Binah and Tiferet, mind and heart, always flow into one another like the tide on the seashore. Thoughts influence emotions, like we described above, and emotions influence thoughts. We can ask the proverbial question, “which comes first, the chicken or the egg?” Which comes first, the thought or the feeling? We have pretty much answered this above, but even in doing so, we cannot establish a clear-cut law of mental operations that is 100% true and accurate.

The human mind is far more complicated than this. Therefore, so too is the description of the Sefirotic interactions. The Sefirot themselves are subject to highs and lows (gadlut and katnut), reflecting the pattern of wavering human consciousness.

Where one thinks, there one is at. As the mind rises and falls, oscillating from side to side, from one type of thought and thinking to another, this is where a person's soul resides at that time, in the construct of the reality created and embraced by one's own mind. This reality of inner thought can often take precedence over the outside world and external stimulation. This is how hypnosis works, this is how day dreaming occurs, this is how mediation functions.

Inner reality offers an alternately real world to the one who places one's focus of consciousness therein. When, however the physical body dies, and one's connection to outside stimuli passes, all that one has left is one's inner world. And, for that one's sake, it had better be a good place that one has made. For there is no greater hell than the one that one makes for oneself.

Enlightenment of the heart and the mind is the goal of all human existence. This path is a long and arduous one. The ultimate accomplishment takes many lifetimes.
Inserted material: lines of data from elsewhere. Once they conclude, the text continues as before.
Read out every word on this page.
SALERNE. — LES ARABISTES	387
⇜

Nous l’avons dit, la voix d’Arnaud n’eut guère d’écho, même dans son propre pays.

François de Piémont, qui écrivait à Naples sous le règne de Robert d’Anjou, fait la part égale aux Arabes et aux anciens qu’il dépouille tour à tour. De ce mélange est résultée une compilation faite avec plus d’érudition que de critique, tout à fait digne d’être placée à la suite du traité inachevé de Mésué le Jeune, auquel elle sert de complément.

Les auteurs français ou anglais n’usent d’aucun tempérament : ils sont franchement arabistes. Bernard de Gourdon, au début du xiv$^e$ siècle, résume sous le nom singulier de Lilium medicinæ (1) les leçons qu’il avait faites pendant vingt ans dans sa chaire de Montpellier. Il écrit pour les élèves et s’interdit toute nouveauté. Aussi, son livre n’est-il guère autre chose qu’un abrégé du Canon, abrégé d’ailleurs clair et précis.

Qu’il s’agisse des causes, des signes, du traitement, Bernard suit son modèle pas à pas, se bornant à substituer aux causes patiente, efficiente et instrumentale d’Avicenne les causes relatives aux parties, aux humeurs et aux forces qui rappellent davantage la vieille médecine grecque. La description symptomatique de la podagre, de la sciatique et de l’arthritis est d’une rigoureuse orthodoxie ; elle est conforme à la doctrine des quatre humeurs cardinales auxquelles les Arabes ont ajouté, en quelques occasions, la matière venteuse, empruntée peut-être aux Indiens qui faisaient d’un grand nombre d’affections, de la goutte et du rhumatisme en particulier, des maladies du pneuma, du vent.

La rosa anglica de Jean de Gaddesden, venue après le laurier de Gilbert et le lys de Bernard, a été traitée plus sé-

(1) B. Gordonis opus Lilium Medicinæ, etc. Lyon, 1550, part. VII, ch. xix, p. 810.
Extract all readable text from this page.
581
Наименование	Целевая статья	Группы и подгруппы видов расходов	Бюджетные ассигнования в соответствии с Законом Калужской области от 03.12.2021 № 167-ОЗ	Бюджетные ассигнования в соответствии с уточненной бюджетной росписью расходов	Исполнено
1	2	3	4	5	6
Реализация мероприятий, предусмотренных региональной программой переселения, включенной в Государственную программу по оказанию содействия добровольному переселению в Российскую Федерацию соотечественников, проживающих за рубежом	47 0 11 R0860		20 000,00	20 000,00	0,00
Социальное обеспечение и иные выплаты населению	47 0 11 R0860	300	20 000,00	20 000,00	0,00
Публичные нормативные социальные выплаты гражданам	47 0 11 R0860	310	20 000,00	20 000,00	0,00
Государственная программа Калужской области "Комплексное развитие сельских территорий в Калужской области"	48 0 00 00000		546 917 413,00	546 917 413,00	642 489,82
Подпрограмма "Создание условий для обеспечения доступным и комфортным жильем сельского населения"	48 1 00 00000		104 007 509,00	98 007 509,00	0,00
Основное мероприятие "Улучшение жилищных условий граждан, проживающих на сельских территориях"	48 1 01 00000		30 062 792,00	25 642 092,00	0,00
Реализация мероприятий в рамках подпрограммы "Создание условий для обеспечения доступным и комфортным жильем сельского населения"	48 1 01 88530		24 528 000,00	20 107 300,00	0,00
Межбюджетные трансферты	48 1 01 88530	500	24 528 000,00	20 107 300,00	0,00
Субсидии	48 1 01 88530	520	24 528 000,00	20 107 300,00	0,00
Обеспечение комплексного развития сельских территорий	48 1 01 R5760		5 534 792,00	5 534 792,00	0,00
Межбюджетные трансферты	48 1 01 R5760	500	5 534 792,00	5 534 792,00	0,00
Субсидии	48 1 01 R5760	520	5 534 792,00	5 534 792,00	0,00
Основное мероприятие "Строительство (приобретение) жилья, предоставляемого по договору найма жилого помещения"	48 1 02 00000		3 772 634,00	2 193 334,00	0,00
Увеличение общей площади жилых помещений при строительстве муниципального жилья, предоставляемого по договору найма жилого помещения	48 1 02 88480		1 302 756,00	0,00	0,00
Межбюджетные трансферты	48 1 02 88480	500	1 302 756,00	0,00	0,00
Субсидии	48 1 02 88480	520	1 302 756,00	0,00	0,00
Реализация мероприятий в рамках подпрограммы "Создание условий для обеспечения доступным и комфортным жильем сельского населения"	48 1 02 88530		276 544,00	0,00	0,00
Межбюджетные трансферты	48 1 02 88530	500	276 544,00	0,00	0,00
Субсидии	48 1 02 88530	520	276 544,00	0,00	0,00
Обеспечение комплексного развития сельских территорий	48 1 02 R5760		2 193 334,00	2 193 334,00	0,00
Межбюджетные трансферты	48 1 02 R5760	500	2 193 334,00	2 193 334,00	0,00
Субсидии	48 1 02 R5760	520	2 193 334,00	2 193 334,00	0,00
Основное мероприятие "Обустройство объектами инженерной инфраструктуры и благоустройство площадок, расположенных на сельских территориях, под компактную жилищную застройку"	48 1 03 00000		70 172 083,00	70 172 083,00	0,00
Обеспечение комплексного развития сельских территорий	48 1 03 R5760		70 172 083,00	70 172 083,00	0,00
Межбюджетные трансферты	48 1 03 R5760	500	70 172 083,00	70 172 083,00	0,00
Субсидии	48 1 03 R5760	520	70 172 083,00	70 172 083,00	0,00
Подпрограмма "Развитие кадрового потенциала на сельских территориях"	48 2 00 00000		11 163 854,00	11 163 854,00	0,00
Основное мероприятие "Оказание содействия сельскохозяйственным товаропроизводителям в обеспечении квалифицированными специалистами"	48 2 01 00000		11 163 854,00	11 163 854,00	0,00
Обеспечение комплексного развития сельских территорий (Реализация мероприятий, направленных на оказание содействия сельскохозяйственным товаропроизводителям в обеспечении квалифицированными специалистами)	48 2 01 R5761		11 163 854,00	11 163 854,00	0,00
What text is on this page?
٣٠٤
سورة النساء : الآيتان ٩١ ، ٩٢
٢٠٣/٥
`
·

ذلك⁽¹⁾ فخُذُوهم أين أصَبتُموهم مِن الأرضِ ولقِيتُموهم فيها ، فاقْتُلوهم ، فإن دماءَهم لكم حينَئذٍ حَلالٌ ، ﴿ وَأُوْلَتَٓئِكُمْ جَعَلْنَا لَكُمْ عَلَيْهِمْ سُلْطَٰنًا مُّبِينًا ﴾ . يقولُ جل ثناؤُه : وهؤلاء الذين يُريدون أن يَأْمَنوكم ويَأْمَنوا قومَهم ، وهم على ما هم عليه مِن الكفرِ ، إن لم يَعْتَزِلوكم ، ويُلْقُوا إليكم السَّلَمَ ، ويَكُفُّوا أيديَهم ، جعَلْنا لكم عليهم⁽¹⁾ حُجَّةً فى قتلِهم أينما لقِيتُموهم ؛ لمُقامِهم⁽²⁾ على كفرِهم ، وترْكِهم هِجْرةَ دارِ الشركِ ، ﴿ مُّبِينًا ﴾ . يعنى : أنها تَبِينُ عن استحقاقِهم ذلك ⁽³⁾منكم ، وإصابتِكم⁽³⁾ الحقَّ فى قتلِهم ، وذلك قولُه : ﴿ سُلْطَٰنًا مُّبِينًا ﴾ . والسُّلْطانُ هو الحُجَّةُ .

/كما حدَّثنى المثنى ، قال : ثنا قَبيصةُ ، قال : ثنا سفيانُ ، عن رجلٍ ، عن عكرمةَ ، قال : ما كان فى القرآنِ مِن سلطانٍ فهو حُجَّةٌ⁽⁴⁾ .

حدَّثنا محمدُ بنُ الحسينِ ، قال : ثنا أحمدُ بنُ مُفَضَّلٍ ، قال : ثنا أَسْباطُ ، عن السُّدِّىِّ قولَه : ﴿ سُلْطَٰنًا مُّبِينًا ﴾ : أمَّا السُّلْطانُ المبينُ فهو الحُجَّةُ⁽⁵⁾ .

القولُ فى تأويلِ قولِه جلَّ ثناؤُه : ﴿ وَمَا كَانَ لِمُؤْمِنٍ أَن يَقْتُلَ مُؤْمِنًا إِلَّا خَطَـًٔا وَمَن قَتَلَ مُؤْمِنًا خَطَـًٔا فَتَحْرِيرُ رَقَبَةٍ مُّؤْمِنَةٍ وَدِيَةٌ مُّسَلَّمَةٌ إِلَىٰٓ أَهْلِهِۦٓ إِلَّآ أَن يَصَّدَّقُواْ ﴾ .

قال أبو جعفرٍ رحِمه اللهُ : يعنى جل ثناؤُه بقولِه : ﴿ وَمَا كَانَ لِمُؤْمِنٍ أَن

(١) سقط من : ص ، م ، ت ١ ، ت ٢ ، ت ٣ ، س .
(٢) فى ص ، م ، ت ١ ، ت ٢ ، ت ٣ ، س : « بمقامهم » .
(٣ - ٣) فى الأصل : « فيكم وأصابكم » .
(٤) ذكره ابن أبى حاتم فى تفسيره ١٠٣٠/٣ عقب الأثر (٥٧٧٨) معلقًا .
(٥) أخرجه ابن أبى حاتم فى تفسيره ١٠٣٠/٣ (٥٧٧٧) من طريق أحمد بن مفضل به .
In between lifetimes in this world, one reposes within the state of consciousness that one has at that time achieved. Needless to say, levels of consciousness fluctuate between individuals, and between one lifetime to the next. Heaven is defined as where one is at, and so is Hell.

Hell is a state of mind that, needless to say, is extremely uncomfortable. Hell consists of many different experiences in the afterlife. We will address these in our next lesson.